Why is Local DNS AAAA record forwarded / exposed?

When I add a custom DNS record, I don't understand why Pi-hole resolves the A record correctly but forwards the AAAA one.

From the logs:

Jan 14 07:40:09: query[A] h3.example.com from 172.20.0.1
Jan 14 07:40:09: /etc/pihole/custom.list h3.example.com is 1.2.3.4 
Jan 14 07:40:09: query[AAAA] h3.example.com from 172.20.0.1
Jan 14 07:40:09: forwarded h3.example.com to 8.8.8.8 Jan 14 07:40:09: reply h3.example.com is NODATA-IPv6

Why would Pi-hole assume that it knows my A record but Google knows my AAAA record?

image1018×316 22.4 KB

Expected Behaviour:

I'd expect the Pi-hole to realize that it knows this domain name, and it doesn't know an AAAA record for it, and therefore return something like NODATA-IPv6 itself.

If the domain name is matched locally, I'd expect it to be resolved locally.

Actual Behaviour:

The Pi-hole forwards my internal names to the internet in a fruitless attempt to find an AAAA record.

This is on a brand new Docker instance running v5.17.2. Reproduction steps below.

Debug Token:

https://tricorder.pi-hole.net/EapsEzzA/

To Reproduce

version: "3"
services:
  pihole:
    container_name: pihole
    image: pihole/pihole:latest
    ports:
      - "53:53/tcp"
      - "53:53/udp"
      - "8085:80/tcp"
    environment:
      TZ: 'America/Los_Angeles'
      WEBPASSWORD: 'change me'
    volumes:
      - './etc-pihole:/etc/pihole'
      - './etc-dnsmasq.d:/etc/dnsmasq.d'
    restart: unless-stopped

$ nslookup
> server 172.20.0.2
Default server: 172.20.0.2
Address: 172.20.0.2#53
> h3.example.com
Server:		172.20.0.2
Address:	172.20.0.2#53

Name:	h3.example.com
Address: 1.2.3.4

Jan 14 08:24:38 dnsmasq[1698]: query[A] pi.hole from 127.0.0.1
Jan 14 08:24:38 dnsmasq[1698]: Pi-hole hostname pi.hole is 0.0.0.0
Jan 14 08:25:08 dnsmasq[1698]: query[A] pi.hole from 127.0.0.1
Jan 14 08:25:08 dnsmasq[1698]: Pi-hole hostname pi.hole is 0.0.0.0
Jan 14 08:25:11 dnsmasq[1698]: query[A] h3.example.com from 172.20.0.1
Jan 14 08:25:11 dnsmasq[1698]: /etc/pihole/custom.list h3.example.com is 1.2.3.4
Jan 14 08:25:11 dnsmasq[1698]: query[AAAA] h3.example.com from 172.20.0.1
Jan 14 08:25:11 dnsmasq[1698]: forwarded h3.example.com to 8.8.8.8
Jan 14 08:25:11 dnsmasq[1698]: forwarded h3.example.com to 8.8.4.4
Jan 14 08:25:11 dnsmasq[1698]: reply h3.example.com is NODATA-IPv6

> set type=AAAA
> h3.example.com
Server:		172.20.0.2
Address:	172.20.0.2#53

Non-authoritative answer:
*** Can't find h3.example.com: No answer

That is the expected behavior when you've configured a shadow A record only for a public domain.

How do I configure Pi-hole to return NODATA-IPv6 for the AAAA record?
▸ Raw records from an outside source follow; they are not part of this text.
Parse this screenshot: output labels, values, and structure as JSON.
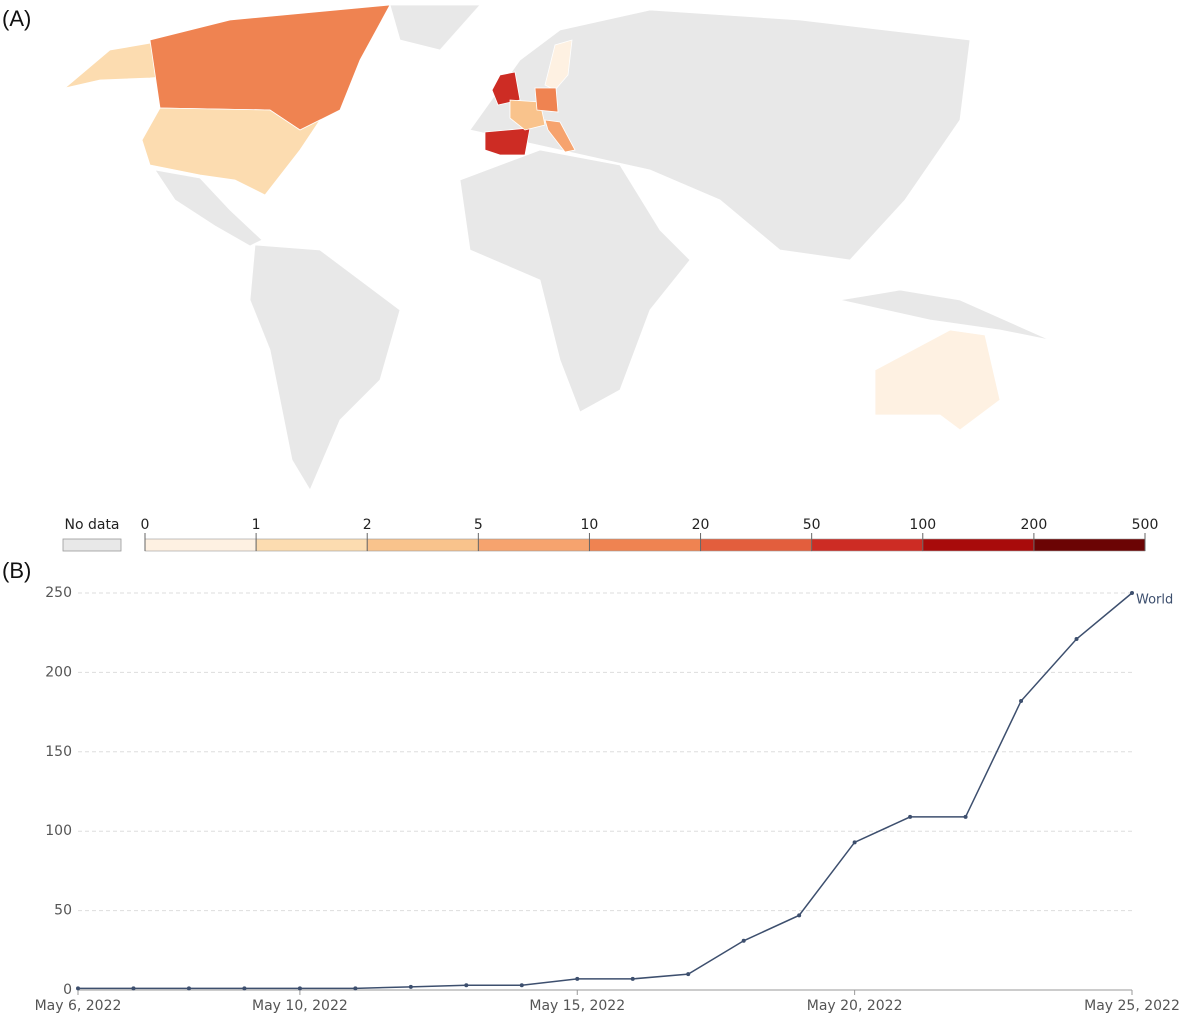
{
  "chart_data": [
    {
      "type": "map",
      "panel_label": "(A)",
      "legend": {
        "no_data_label": "No data",
        "no_data_color": "#e8e8e8",
        "bins": [
          0,
          1,
          2,
          5,
          10,
          20,
          50,
          100,
          200,
          500
        ],
        "colors": [
          "#fef1e2",
          "#fcdcb0",
          "#f9c38c",
          "#f6a36e",
          "#ef8351",
          "#e35e3d",
          "#cd2c24",
          "#a80b0b",
          "#6b0404"
        ]
      }
    },
    {
      "type": "line",
      "panel_label": "(B)",
      "x": [
        "2022-05-06",
        "2022-05-07",
        "2022-05-08",
        "2022-05-09",
        "2022-05-10",
        "2022-05-11",
        "2022-05-12",
        "2022-05-13",
        "2022-05-14",
        "2022-05-15",
        "2022-05-16",
        "2022-05-17",
        "2022-05-18",
        "2022-05-19",
        "2022-05-20",
        "2022-05-21",
        "2022-05-22",
        "2022-05-23",
        "2022-05-24",
        "2022-05-25"
      ],
      "series": [
        {
          "name": "World",
          "color": "#3d4f6e",
          "values": [
            1,
            1,
            1,
            1,
            1,
            1,
            2,
            3,
            3,
            7,
            7,
            10,
            31,
            47,
            93,
            109,
            109,
            182,
            221,
            250
          ]
        }
      ],
      "xlim": [
        "2022-05-06",
        "2022-05-25"
      ],
      "xticks": [
        {
          "value": "2022-05-06",
          "label": "May 6, 2022"
        },
        {
          "value": "2022-05-10",
          "label": "May 10, 2022"
        },
        {
          "value": "2022-05-15",
          "label": "May 15, 2022"
        },
        {
          "value": "2022-05-20",
          "label": "May 20, 2022"
        },
        {
          "value": "2022-05-25",
          "label": "May 25, 2022"
        }
      ],
      "ylim": [
        0,
        250
      ],
      "yticks": [
        0,
        50,
        100,
        150,
        200,
        250
      ],
      "grid": true
    }
  ]
}
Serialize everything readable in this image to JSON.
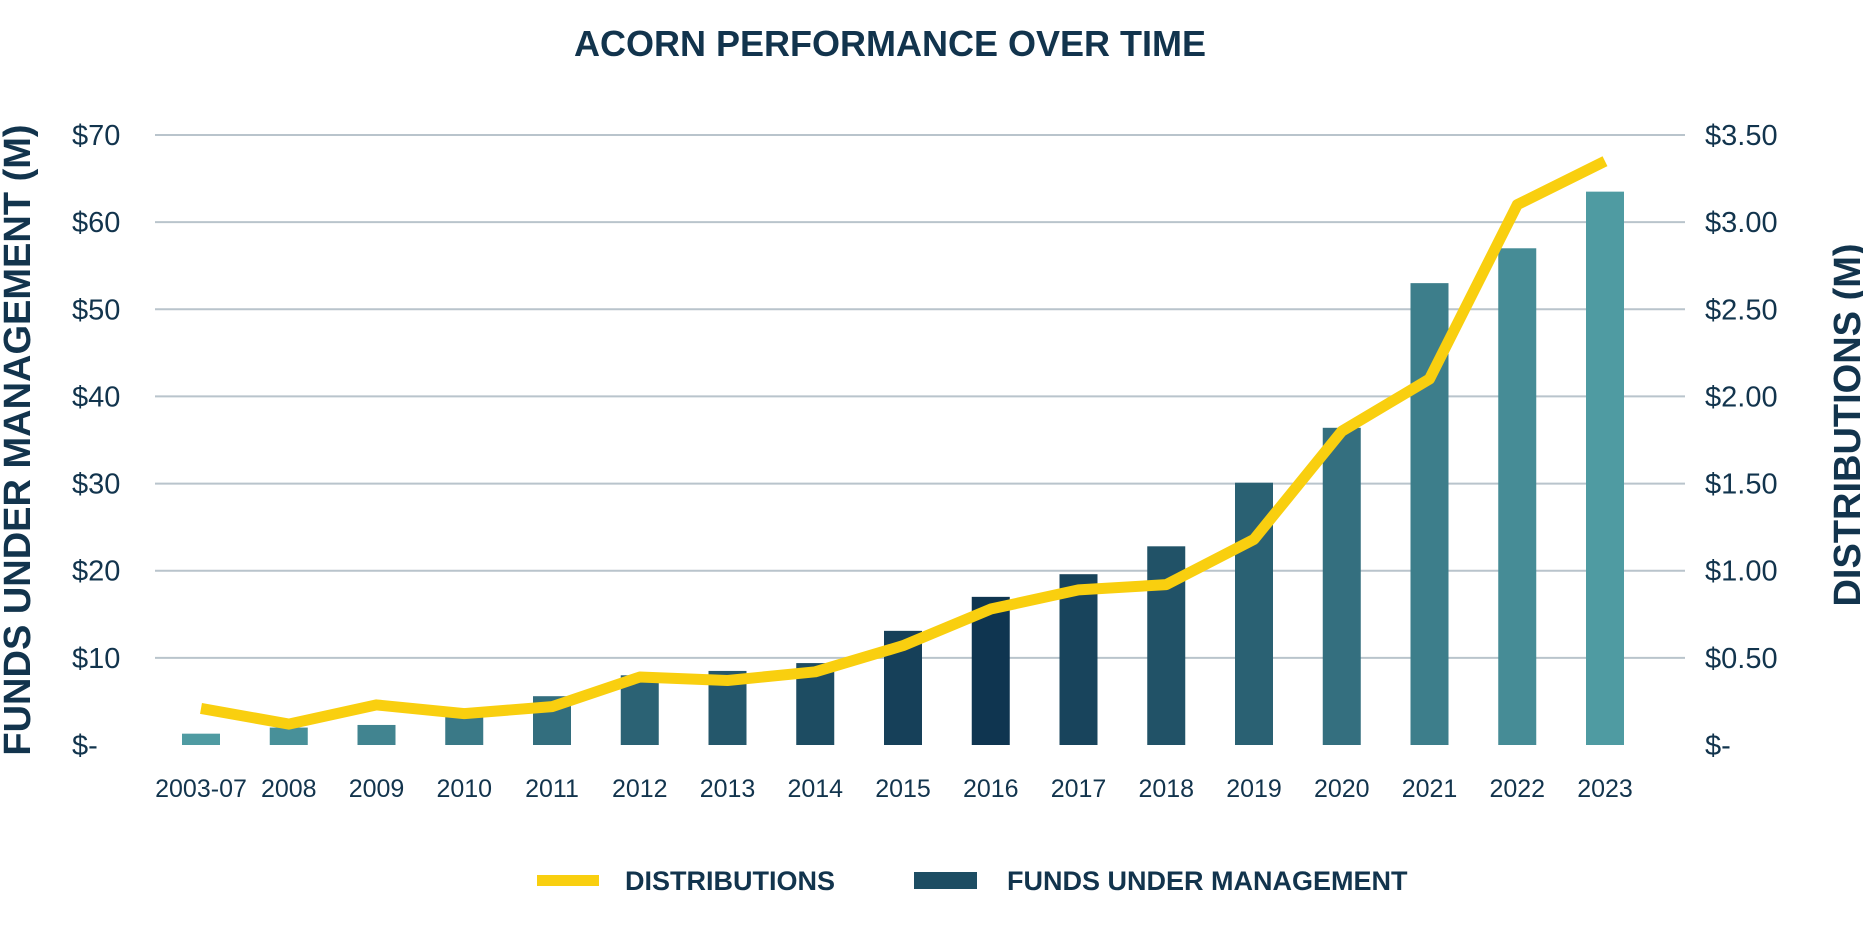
{
  "chart_data": {
    "type": "bar",
    "title": "ACORN PERFORMANCE OVER TIME",
    "categories": [
      "2003-07",
      "2008",
      "2009",
      "2010",
      "2011",
      "2012",
      "2013",
      "2014",
      "2015",
      "2016",
      "2017",
      "2018",
      "2019",
      "2020",
      "2021",
      "2022",
      "2023"
    ],
    "series": [
      {
        "name": "FUNDS UNDER MANAGEMENT",
        "type": "bar",
        "axis": "left",
        "values": [
          1.3,
          2.0,
          2.3,
          4.2,
          5.6,
          8.0,
          8.5,
          9.4,
          13.1,
          17.0,
          19.6,
          22.8,
          30.1,
          36.4,
          53.0,
          57.0,
          63.5
        ]
      },
      {
        "name": "DISTRIBUTIONS",
        "type": "line",
        "axis": "right",
        "values": [
          0.21,
          0.12,
          0.23,
          0.18,
          0.22,
          0.39,
          0.37,
          0.42,
          0.57,
          0.78,
          0.89,
          0.92,
          1.18,
          1.8,
          2.1,
          3.1,
          3.35
        ]
      }
    ],
    "ylabel": "FUNDS UNDER MANAGEMENT (M)",
    "y2label": "DISTRIBUTIONS (M)",
    "ylim": [
      0,
      70
    ],
    "y2lim": [
      0,
      3.5
    ],
    "yticks": [
      "$-",
      "$10",
      "$20",
      "$30",
      "$40",
      "$50",
      "$60",
      "$70"
    ],
    "y2ticks": [
      "$-",
      "$0.50",
      "$1.00",
      "$1.50",
      "$2.00",
      "$2.50",
      "$3.00",
      "$3.50"
    ],
    "grid": true,
    "legend": [
      "DISTRIBUTIONS",
      "FUNDS UNDER MANAGEMENT"
    ],
    "legend_position": "bottom",
    "colors": {
      "line": "#f9cf0f",
      "bar_dark": "#0f3550",
      "bar_light": "#4f9ba2",
      "legend_bar": "#1d4d63",
      "text": "#12344d",
      "grid": "#b9c4cc"
    }
  }
}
Or is there another way I can configure it to not forward internal names to the public internet?

EDIT: ah, will try to understand this: [SOLVED] disable AAAA response for a given domain - #8 by DL6ER

Gotta say, I'm surprised that leaking AAAA names is intentional, especially since Pi-hole considers itself authoritative (for the A record anyway). Is this described more anywhere? I'd like to learn more.

Thanks!

So far, you've only shared that you created an A record only for what appears to be a public domain.

Above question may suggest you own a public domain (e.g. mydomain.com) and you would want Pi-hole to handle resolution of hosts from your internal subdomain (e.g. laptop.internal.mydomain.com).

In that case, you'd need to make Pi-hole aware that it should not forward requests for names from that domain via a custom dnsmasq configuration, e.g.

# keep internal.mydomain.com local
local=/internal.mydomain.com/

Fantastic, exactly right. That works.

Thank you!

Jan 14 11:22:47: query[A] h3.example.com from 172.26.0.1
Jan 14 11:22:47: /etc/pihole/custom.list h3.example.com is 100.124.11.136
Jan 14 11:22:47: query[AAAA] h3.example.com from 172.26.0.1
Jan 14 11:22:47: config h3.example.com is NODATA-IPv6

This topic was automatically closed 21 days after the last reply. New replies are no longer allowed.